Although direct Wnt/β-catenin signaling activators such as valproic acid promote hair growth, but they fail to sustain hair growth and often show marginal effects in clinical tests (Jo et al., 2013; Jo et al., 2014). This marginal and limited effect may be attributed to functions of negative feedback regulators such as CXXC5 or DKK1 (Lee et al., 2017; Kwack et al., 2012). We found that CXXC5, a negative feedback regulator of Wnt/β-catenin signaling, is specifically increased in the miniaturized follicles of bald scalps, and CXXC5 knock out mice exhibited enhanced hair growth (Lee et al., 2017). PTD-DBM, a peptide that interfered with CXXC5-Dvl protein interaction, enhanced hair growth, and the combinatory treatment of PTD-DBM and valproic acid synergistically increased hair growth and the WIHN (Lee et al., 2017). Similarly, KY19382, which strongly activated the Wnt/β-catenin signaling via interference of the CXXC5-Dvl interaction and inhibited GSK-3β (Choi et al., 2019), critically enhanced hair re-growth as well as WIHNin vivo . The increased CXXC5 in bald scalps and the effectiveness of PTD-DBM or KY19382 on hair growth in mice suggest potential for use of KY19382 as hair growth treatment in the clinic.

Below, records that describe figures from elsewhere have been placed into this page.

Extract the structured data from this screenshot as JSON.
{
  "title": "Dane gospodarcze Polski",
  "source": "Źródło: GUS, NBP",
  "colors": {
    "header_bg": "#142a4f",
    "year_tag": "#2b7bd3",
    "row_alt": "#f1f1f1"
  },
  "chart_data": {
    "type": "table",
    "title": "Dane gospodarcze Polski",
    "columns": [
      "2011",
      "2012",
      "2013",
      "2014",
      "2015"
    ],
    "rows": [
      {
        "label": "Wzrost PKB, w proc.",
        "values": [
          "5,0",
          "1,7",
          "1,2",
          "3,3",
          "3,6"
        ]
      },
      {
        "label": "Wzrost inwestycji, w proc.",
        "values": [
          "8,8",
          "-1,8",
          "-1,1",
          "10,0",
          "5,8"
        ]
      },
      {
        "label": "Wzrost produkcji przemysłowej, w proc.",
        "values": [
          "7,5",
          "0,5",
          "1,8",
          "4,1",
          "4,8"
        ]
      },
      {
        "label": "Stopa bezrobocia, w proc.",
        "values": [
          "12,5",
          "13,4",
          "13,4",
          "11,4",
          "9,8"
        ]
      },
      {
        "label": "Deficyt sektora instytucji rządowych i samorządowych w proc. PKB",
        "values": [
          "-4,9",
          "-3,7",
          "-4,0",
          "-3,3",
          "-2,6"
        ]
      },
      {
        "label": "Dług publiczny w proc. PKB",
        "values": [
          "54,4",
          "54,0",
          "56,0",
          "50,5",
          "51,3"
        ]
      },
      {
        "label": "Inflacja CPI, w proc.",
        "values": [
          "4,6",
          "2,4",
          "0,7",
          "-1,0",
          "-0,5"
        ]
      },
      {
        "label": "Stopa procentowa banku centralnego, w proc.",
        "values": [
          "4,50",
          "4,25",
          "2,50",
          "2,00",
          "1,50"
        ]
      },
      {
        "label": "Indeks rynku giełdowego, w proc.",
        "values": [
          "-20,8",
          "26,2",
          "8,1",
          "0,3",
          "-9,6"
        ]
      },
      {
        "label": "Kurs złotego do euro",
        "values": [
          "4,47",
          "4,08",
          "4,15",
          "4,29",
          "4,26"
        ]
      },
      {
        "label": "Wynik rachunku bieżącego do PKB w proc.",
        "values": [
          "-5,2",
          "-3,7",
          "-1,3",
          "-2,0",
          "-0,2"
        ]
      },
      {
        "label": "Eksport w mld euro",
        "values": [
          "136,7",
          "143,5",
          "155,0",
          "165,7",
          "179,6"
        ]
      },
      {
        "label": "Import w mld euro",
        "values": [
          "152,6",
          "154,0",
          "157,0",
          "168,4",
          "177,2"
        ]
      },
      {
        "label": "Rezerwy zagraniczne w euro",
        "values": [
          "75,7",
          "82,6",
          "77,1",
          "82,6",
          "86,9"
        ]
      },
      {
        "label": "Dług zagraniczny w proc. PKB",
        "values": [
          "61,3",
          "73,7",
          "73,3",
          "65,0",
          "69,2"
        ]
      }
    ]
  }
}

In this study, we confirmed that the levels of β-catenin, p-GSK3β (S9) and proliferation marker, PCNA, were increased in human DP cells treated with KY19382. Increased ALP activity after KY19382 treatment suggested that KY19382 increased the hair inducing ability in human DP cells. Compared with the non-treated control, mouse vibrissa follicles treated with KY19382 for 6 days, significantly promoted elongation of hair shaft. The levels of β-catenin, Ki67, and PCNA were increased in the keratin 15-positive bulge of mouse skin treated with KY19382, suggesting a positive effect of KY19382 on hair follicle stem cell activity. Moreover, KY19382 regenerated a number of neogenic follicles in the WIHN assay, and histological images showed higher expression levels of not only β-catenin and proliferation markers but also markers for hair follicle neogenesis, fgf 9 and keratin 17. These results indicate that KY19382 treatment may be a possible therapy for baldness. In the hair patch assay, KY19382 regenerated a greater number of neogenic hair follicles, and histological evaluation revealed higher expression levels of β-catenin and Ki67 than control, demonstrating that pretreatment with KY19382 enhanced the hair-inducing ability of dermal cells. Therefore, our results suggest that KY19382 may be useful for treatment of hair loss and baldness via its effective dual targeting ability to inhibit both GSK-3β and CXXC5-Dvl interaction.